In the context of an evolving information society, the term information
ecology marks a connection between ecological ideas
with the dynamics and properties of the increasingly dense, complex and
important digital informational environment and has been gaining progressively
wider acceptance in a growing number of disciplines. "Information
ecology" often is used as metaphor, viewing the informational space as an ecosystem.
Information ecology is a science which studies the laws
governing the influence of information summary on the formation and functioning
of bio‐systems, including that of individuals, human communities and humanity
in general and on the health and psychological, physical and social well‐being
of the human being; and which undertakes to develop methodologies to improve
the information environment (Eryomin
1998).
Information ecology also makes a connection to the concept
of collective intelligence and Knowledge
ecology (Pór
2000
Language of ecology
Information ecology draws on the language of ecology - habitat, species, evolution, ecosystem, niche,
growth, equilibrium, etc. - to describe and analyze information systems from a perspective that
considers the distribution and abundance of organisms, their
relationships with each other, and how they influence and are influenced by
their environment. The virtual lack of
boundaries between information systems and the impact of information technology
on economic, social and environmental activities frequently calls on an information ecologist
to consider local information ecosystems in the context of larger systems, and
of the evolution of global information ecosystems. See also list of ecology topics.

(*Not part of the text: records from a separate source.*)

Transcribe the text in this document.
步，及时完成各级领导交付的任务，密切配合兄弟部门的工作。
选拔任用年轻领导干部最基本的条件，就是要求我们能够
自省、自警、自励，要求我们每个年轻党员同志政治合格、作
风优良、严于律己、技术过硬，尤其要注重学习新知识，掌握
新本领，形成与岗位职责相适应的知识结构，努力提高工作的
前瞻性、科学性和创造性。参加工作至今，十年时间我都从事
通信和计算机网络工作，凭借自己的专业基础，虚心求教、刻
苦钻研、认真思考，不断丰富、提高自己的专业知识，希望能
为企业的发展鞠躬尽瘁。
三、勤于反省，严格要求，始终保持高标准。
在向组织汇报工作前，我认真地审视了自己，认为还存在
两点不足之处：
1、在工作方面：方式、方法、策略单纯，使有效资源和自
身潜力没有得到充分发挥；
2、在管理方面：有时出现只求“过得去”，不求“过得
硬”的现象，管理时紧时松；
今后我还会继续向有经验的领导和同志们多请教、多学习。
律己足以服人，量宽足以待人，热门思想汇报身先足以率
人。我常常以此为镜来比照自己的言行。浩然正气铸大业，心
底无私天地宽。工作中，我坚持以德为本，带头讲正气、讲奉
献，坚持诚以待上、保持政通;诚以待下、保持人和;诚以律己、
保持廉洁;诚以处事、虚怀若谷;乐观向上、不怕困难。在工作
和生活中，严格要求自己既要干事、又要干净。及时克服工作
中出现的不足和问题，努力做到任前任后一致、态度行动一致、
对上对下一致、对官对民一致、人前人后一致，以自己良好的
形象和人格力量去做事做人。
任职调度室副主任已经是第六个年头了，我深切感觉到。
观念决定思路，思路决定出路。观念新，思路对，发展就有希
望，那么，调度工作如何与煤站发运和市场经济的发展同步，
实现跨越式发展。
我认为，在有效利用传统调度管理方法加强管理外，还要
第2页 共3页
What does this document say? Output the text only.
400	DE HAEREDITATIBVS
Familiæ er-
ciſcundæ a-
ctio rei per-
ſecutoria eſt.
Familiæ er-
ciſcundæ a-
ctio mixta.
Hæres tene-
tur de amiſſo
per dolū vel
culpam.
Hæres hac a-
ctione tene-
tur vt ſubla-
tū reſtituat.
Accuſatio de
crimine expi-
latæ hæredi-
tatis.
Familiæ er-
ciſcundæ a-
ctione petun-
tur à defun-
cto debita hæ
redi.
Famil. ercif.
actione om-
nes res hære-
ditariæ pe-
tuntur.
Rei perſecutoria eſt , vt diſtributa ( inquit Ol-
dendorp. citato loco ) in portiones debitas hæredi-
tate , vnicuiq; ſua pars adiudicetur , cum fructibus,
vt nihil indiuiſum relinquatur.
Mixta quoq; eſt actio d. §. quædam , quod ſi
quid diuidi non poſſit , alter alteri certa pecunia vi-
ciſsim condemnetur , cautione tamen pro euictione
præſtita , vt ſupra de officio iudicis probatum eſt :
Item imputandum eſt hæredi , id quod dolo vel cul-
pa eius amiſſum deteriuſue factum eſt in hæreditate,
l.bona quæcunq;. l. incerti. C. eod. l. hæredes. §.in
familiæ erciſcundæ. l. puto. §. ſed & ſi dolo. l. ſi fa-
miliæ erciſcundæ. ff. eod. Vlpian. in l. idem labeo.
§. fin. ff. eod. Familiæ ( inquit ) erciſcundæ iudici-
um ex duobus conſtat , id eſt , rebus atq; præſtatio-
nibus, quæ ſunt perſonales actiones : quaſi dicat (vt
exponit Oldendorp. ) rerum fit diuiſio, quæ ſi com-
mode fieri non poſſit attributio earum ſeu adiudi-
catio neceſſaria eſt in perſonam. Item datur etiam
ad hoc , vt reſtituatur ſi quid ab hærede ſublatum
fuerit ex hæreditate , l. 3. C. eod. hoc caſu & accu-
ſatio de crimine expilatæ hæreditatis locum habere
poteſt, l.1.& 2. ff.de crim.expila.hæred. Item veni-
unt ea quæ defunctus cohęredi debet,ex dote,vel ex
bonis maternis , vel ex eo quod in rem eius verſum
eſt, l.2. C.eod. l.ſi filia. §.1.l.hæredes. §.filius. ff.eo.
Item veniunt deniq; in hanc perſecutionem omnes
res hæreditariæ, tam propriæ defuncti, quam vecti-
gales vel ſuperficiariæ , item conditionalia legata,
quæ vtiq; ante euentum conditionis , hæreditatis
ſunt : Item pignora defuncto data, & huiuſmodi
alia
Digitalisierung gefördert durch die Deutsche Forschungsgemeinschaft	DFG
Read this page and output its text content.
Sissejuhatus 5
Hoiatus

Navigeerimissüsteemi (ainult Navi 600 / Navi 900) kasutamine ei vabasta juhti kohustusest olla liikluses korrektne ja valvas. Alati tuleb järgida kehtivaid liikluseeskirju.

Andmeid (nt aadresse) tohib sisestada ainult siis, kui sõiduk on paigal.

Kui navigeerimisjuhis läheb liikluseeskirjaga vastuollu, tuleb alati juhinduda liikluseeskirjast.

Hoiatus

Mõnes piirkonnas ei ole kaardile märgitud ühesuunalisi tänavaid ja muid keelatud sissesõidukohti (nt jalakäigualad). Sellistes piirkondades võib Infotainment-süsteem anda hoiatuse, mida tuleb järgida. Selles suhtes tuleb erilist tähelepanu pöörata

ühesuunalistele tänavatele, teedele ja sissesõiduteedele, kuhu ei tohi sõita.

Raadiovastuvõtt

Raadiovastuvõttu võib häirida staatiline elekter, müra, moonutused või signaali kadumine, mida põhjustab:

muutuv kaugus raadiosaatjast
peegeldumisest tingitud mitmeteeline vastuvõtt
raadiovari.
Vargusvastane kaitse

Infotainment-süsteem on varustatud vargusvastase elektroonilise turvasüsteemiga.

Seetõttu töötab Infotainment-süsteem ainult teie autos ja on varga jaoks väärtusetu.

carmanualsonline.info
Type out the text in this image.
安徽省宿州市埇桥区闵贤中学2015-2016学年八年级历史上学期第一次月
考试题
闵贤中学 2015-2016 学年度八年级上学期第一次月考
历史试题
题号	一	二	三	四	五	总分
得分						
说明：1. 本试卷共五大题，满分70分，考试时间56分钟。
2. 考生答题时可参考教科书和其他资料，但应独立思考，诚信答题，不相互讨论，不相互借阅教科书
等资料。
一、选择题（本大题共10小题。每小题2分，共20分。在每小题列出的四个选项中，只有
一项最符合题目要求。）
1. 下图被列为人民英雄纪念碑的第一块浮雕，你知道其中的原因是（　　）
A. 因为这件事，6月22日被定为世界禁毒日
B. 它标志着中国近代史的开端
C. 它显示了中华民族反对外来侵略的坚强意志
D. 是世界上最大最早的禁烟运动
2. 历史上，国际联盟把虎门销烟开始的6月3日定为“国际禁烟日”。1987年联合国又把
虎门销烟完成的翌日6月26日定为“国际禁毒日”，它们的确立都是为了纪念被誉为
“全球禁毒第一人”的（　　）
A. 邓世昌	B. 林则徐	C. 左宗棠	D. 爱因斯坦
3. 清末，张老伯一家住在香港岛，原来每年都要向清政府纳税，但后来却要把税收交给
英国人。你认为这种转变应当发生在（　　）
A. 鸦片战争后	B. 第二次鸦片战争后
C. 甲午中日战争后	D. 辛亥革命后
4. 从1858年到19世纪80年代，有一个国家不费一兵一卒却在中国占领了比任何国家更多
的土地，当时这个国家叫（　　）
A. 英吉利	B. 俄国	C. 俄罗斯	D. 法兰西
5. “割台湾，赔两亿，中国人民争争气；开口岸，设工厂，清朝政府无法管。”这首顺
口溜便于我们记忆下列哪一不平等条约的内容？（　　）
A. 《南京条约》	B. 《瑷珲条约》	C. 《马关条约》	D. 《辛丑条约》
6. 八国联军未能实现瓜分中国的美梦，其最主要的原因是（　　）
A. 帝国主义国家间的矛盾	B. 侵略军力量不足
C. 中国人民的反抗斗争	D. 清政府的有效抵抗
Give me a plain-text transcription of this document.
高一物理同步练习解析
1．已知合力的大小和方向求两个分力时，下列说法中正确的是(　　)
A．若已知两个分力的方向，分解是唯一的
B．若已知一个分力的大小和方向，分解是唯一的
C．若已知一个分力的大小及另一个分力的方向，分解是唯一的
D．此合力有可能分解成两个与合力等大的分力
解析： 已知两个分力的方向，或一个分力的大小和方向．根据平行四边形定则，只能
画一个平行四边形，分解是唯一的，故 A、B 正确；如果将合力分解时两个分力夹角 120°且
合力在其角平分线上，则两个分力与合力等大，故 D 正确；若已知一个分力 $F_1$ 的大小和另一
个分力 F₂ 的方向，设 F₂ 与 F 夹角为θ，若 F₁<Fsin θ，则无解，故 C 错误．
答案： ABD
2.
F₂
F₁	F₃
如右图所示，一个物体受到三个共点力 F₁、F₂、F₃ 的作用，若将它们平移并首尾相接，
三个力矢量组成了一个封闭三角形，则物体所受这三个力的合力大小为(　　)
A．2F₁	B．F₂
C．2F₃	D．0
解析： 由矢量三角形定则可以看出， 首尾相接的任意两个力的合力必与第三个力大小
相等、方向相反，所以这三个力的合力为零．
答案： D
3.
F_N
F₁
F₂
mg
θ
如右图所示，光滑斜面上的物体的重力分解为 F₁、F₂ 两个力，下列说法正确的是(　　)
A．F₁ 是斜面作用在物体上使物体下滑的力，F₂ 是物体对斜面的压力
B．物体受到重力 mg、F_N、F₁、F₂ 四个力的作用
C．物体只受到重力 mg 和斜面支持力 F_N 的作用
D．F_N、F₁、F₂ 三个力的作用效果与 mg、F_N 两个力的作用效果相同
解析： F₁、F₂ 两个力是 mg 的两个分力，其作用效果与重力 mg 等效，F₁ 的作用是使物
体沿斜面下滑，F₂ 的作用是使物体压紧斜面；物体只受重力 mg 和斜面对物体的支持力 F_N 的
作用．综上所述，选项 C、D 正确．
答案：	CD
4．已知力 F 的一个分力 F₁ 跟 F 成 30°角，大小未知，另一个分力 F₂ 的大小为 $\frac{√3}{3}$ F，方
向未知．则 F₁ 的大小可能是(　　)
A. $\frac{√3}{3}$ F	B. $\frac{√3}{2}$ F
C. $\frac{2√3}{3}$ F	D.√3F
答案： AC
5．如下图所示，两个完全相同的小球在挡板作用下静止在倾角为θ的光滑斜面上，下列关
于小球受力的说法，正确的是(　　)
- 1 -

Networked information economy
In The Wealth of Networks: How Social Production
Transforms Markets and Freedom, a book published in 2006 and available
under a Creative Commons license on its own wikispace, Yochai
Benkler provides an analytic framework for the emergence of the networked information economy that
draws deeply on the language and perspectives of information ecology together
with observations and analyses of high-visibility examples of successful peer
production processes, citing Wikipedia as a prime example.
Bonnie Nardi and
Vicki O'Day in their book "Information Ecologies: Using Technology
with Heart," (Nardi
& O’Day 1999) apply the ecology metaphor to local environments, such as
libraries and schools, in preference to the more common metaphors for
technology as tool, text, or system.
In different domains / disciplines
Anthropology
Nardi and O’Day’s book represents the first specific
treatment of information ecology by anthropologists. H.E. Kuchka situates information within
socially-distributed cognition of cultural systems. Casagrande and Peters use information ecology for an anthropological
critique of Southwest US water policy. Stepp (1999) published a prospectus for
the anthropological study of information ecology.
Knowledge management
Information ecology was used as book title by Thomas H.
Davenport and Laurence Prusak (Davenport
& Prusak 1997), with a focus on the organization dimensions of
information ecology. There was also an academic research project at DSTC called Information
ecology, concerned with distributed information systems and online
communities.
Human-computer interaction
Practitioners in human-computer interaction have been using
a variant of information ecology, known as the 'ecological cognition framework'
for some time. Research have found it to be useful for understanding active
participation in online communities and what instigates the user
to desire to do so
Law
Law schools represent another area where the phrase is
gaining increasing acceptance, e.g. NYU Law School Conference Towards a Free
Information Ecology and a lecture series
on Information ecology at Duke University Law School's Center for the Study of the
Public Domain.
Library science
The field of library
science has seen significant adoption of the term and librarians have been
described by Nardi and O'Day as a
"keystone species in information ecology", and references to
information ecology range as far afield as the Collaborative Digital Reference
Service of the Library of Congress, to children's library database
administrator in Russia.
Biology
There has also been increasing use of "information
ecology" as a concept among ecologists involved in digital mapping of
botanical resources, including research by Zhang Xinshi at the Institute of
Botany of the China Academy of Science; also see a presentation to the
Information Ecology SIG at Yale University's Forestry School.